A cidade brasileira onde todas as casas precisam ter o mesmo tipo de telhado
A experiência de uma pequena cidade de colonização alemã em Santa Catarina tem chamado atenção por transformar a arquitetura tradicional em política pública
A experiência de uma pequena cidade de colonização alemã em Santa Catarina tem chamado atenção por transformar a arquitetura tradicional em política pública, com regras claras para preservar fachadas, telhados e escala urbana
Como a arquitetura tradicional alemã virou política pública
Em vez de permitir que cada construção siga preferências individuais, o município de Pomerode definiu normas para manter uma paisagem inspirada na tradição germânica.
Casas enxaimel, telhados de barro e ruas organizadas tornaram-se cartão-postal e motor do turismo regional.
Essas regras foram construídas ao longo de décadas, com participação de moradores, empresários e poder público.
A beleza urbana passou a ser tratada como bem coletivo, associado à autoestima local, à economia e à permanência das memórias da imigração.

Quais são as principais características da arquitetura tradicional alemã
Predominam construções baixas, com madeira aparente, telhas cerâmicas e proporções voltadas à escala humana.
O poder público restringe fachadas em formato de “caixa” e limita a altura dos prédios, evitando paredões que bloqueiam paisagens e luz natural.
Casas do século XIX convivem com edificações recentes que seguem princípios semelhantes.
Em muitos projetos, o enxaimel é usado em sistemas pré-fabricados, o que permite continuar produzindo o estilo hoje, sem restringi-lo apenas ao patrimônio antigo.
Como funcionam as regras de urbanismo e os incentivos locais
As normas urbanísticas incluem diretrizes para fachadas, calçadas, muros, coberturas, anúncios e cores.
Muros altos e portões totalmente fechados são desestimulados, buscando maior integração visual entre casas e rua, o que reforça a sensação de segurança e pertencimento.
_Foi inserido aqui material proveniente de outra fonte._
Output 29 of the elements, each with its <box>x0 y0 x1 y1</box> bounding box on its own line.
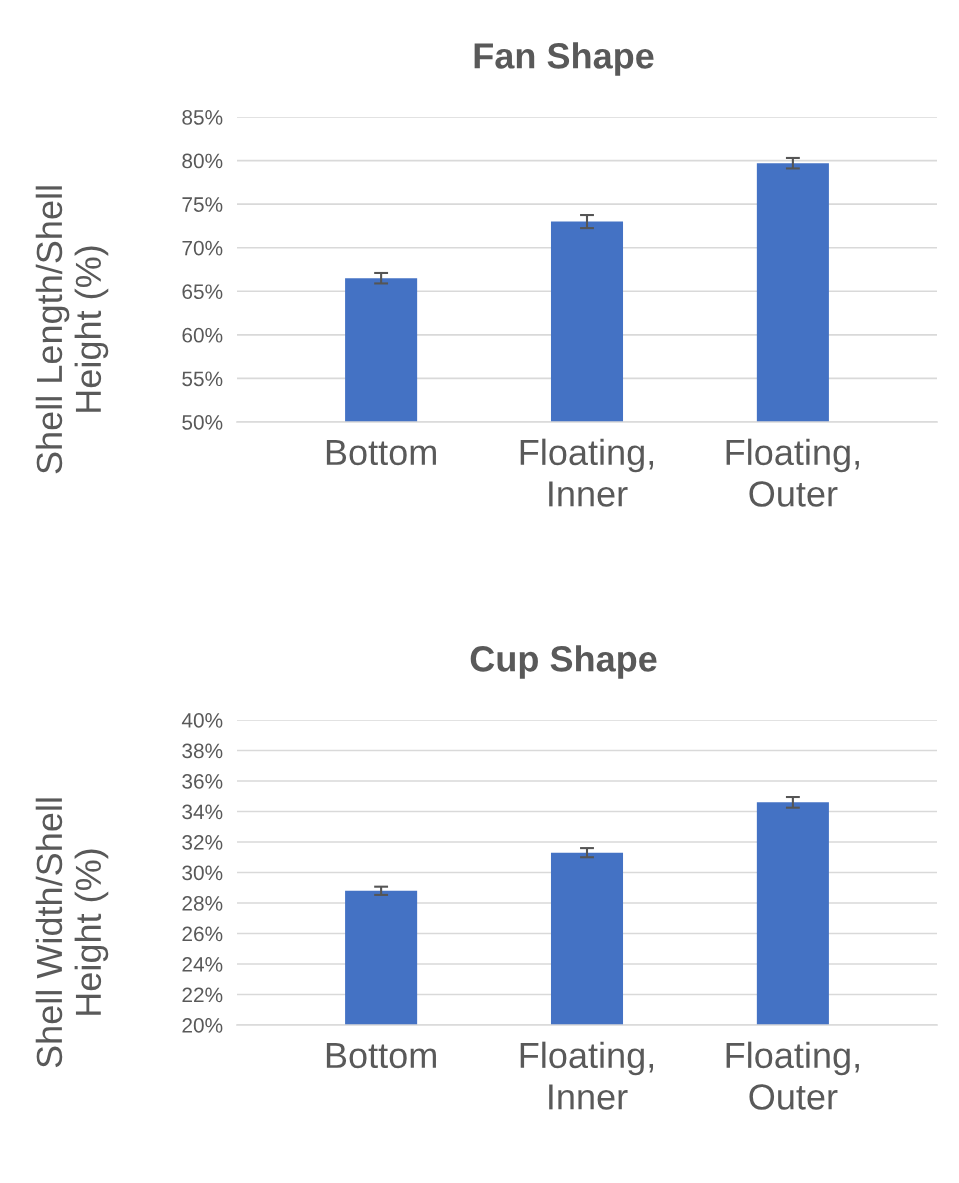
y-tick-label: 20% <box>182 1018 223 1033</box>
y-tick-label: 36% <box>182 774 223 789</box>
x-tick-label: Floating, Inner <box>520 1041 654 1110</box>
y-tick-label: 80% <box>182 153 223 169</box>
y-tick-label: 75% <box>182 197 223 212</box>
y-axis-title: Shell Width/Shell Height (%) <box>35 798 109 1068</box>
y-tick-label: 22% <box>182 987 223 1003</box>
y-tick-label: 40% <box>181 713 223 728</box>
chart-title: Cup Shape <box>470 645 657 679</box>
y-tick-label: 70% <box>182 240 223 256</box>
y-tick-label: 30% <box>182 865 223 881</box>
y-tick-label: 28% <box>182 896 223 911</box>
x-tick-label: Floating, Outer <box>726 1041 859 1110</box>
y-tick-label: 55% <box>182 371 223 387</box>
y-axis-title: Shell Length/Shell Height (%) <box>35 186 109 474</box>
chart-title: Fan Shape <box>474 42 654 76</box>
y-tick-label: 50% <box>182 415 223 430</box>
y-tick-label: 38% <box>182 743 223 759</box>
y-tick-label: 65% <box>182 284 223 300</box>
y-tick-label: 24% <box>182 957 223 972</box>
x-tick-label: Floating, Inner <box>520 438 654 507</box>
y-tick-label: 60% <box>182 327 223 343</box>
x-tick-label: Floating, Outer <box>726 438 859 507</box>
x-tick-label: Bottom <box>326 439 436 466</box>
y-tick-label: 26% <box>182 926 223 942</box>
x-tick-label: Bottom <box>326 1042 436 1069</box>
y-tick-label: 32% <box>182 835 223 850</box>
y-tick-label: 34% <box>182 804 223 820</box>
y-tick-label: 85% <box>182 110 223 125</box>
Para estimular a adesão, a prefeitura combina fiscalização, benefícios fiscais e apoio técnico, criando também um pequeno ecossistema econômico ligado à estética germânica.
Entre as principais medidas, destacam-se:
- Isenção ou redução de impostos municipais para imóveis que seguem o estilo definido em lei;
- Programas de apoio à manutenção de estruturas de madeira e fachadas tradicionais;
- Orientação técnica gratuita para projetos novos e reformas antes do início das obras.

Como o turismo e a identidade cultural são fortalecidos
O cenário típico de cidade alemã atrai visitantes interessados em caminhar, fotografar e observar detalhes construtivos.
Pequenos museus, igrejas históricas, trilhas curtas e festas temáticas ligadas à cultura germânica reforçam essa atmosfera cotidiana e acolhedora.
Em muitos bairros, o idioma alemão ainda está presente na fala diária e em escolas, que oferecem ensino da língua.
Essa continuidade cultural ajuda a evitar a sensação de cenário artificial e sustenta a imagem de “cidade viva”, em que tradição e uso cotidiano se combinam.
Quais desafios sociais surgem com esse modelo urbano
A combinação de beleza urbana, segurança e forte identidade cultural atrai moradores com maior poder aquisitivo, elevando preços de terrenos e imóveis.
O custo de manter a arquitetura tradicional, com madeira de qualidade e mão de obra especializada, torna-se um peso para famílias de renda mais baixa.
Para reduzir a exclusão, especialistas em urbanismo sugerem reservar áreas e programas habitacionais acessíveis, criar linhas de crédito para manutenção de casas antigas e destinar parte da receita do turismo à melhoria de serviços públicos.